Red-Hot Jobs Market Gives Unexpected Boost to Canada’s Economy
Canada’s economy is showing unexpected resiliency as the year ends with the strongest job market in a decade offsetting slumping exports.
A sharp rise in new positions cut the jobless rate to 5.9 percent in November, Statistics Canada said Friday, one of the lowest readings ever in the past four decades and the first time the rate has fallen below 6 percent since 2008. Employers added 79,500 workers during the month, bringing gains over the past 12 months to nearly 400,000.
Increased employment, meanwhile, is helping to fuel household spending, a separate report showed, with consumption rising at the fastest pace since before the recession over the previous two quarters. That helped to temper a sharp drop in exports that slowed third quarter growth to an annualized 1.7 percent.

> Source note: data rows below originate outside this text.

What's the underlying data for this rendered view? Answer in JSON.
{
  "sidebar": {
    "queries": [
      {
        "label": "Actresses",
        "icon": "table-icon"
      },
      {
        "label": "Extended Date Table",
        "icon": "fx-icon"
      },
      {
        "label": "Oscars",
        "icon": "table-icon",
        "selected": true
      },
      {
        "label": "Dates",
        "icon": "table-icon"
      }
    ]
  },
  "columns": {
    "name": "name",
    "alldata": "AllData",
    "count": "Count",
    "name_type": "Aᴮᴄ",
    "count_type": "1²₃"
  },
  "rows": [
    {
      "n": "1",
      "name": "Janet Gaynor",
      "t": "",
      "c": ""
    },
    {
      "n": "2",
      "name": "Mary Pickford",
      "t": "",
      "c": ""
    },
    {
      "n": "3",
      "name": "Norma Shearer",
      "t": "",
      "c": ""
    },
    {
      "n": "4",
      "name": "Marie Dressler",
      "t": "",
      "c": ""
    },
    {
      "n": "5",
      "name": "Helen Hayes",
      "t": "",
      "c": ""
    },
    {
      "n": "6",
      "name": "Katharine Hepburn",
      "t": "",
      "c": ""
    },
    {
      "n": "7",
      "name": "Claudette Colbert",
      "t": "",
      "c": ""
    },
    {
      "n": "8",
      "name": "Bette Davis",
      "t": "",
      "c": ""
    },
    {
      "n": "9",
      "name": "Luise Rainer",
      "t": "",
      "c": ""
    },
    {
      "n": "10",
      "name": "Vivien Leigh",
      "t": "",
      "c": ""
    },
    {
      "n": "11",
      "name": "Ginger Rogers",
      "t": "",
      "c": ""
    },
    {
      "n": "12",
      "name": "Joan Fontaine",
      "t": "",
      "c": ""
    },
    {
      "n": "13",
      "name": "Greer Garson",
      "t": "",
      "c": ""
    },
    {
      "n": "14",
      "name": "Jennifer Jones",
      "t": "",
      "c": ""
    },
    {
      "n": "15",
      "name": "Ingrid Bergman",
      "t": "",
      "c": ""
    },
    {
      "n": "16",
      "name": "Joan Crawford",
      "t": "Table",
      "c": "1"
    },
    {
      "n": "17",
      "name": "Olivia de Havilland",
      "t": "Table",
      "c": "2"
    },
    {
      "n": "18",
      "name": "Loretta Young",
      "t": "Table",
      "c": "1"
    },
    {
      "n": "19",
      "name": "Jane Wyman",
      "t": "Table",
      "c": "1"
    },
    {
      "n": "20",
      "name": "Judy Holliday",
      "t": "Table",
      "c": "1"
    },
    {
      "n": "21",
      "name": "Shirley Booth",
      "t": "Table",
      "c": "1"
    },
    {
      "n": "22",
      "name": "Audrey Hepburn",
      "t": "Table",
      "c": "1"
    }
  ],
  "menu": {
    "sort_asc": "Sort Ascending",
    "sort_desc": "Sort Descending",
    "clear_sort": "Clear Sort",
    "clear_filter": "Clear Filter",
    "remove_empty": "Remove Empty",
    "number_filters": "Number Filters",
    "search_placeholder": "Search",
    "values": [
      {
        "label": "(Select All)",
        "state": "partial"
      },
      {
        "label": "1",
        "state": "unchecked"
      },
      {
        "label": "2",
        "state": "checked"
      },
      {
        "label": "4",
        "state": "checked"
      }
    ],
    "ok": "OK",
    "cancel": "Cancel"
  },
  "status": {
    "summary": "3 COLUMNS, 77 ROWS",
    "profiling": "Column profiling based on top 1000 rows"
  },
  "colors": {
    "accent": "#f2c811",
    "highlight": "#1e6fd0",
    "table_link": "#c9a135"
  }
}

The data indicates an expected slowdown for Canada’s economy in coming quarters may be less severe than anticipated and slack in the labor market is diminishing more rapidly, raising the prospect of faster interest rate increases by the Bank of Canada. The Canadian dollar jumped as much as 1.5 percent on the reports.
“Our forecast assumes the bank will raise rates again in April when they have more information on Nafta renegotiation and how households are handling this year’s rate hikes,” said Josh Nye, an economist at Royal Bank of Canada. “If anything, today’s blockbuster employment report raises the risk of an earlier move.”
Both the employment gain and jobless figure in November beat the consensus economist forecasts for a 6.2 percent unemployment rate and 10,000 new jobs. Third-quarter gross domestic product growth was also slightly higher than the 1.6 percent rate forecast by economists but below the Bank of Canada’s October forecast for a 1.8 percent increase.
The employment gain for November is the 12th straight, the longest since a 14-month span that ended in March 2007. The 0.4 percentage point drop in the unemployment rate was the largest one-month decline since 2005.
Household spending has carried the country’s economy for much of the decade since the 2008-2009 recession, particularly in the two years following the collapse of oil prices in 2014 when it accounted for just about all of Canada’s economic growth. It continues to defy expectations of a slowdown, just as it did in the third quarter when it increased by an annualized 4 percent versus estimates for below 3 percent growth. Statistics Canada also revised up second-quarter consumption growth to 5 percent. That’s the best two-quarter gain since before the recession.
The stronger consumption growth offset a sharp decline in exports, which plunged an annualized 10.2 percent in the third quarter, subtracting 3.4 percentage points from the growth rate.
The spending is being fueled by a buoyant jobs market that is driving incomes. Compensation of employees rose an annualized 1.3 percent in nominal terms in the third quarter, the strongest growth since 2014, the GDP report showed.
Average hourly earnings — a closely monitored indicator of tightness in the labor market — rose 2.8 percent in November from a year ago, the fastest since April 2016.
Employment grew across most industries, with manufacturing employment increasing by 30,400 in November and the retail and wholesale category climbing by 38,800.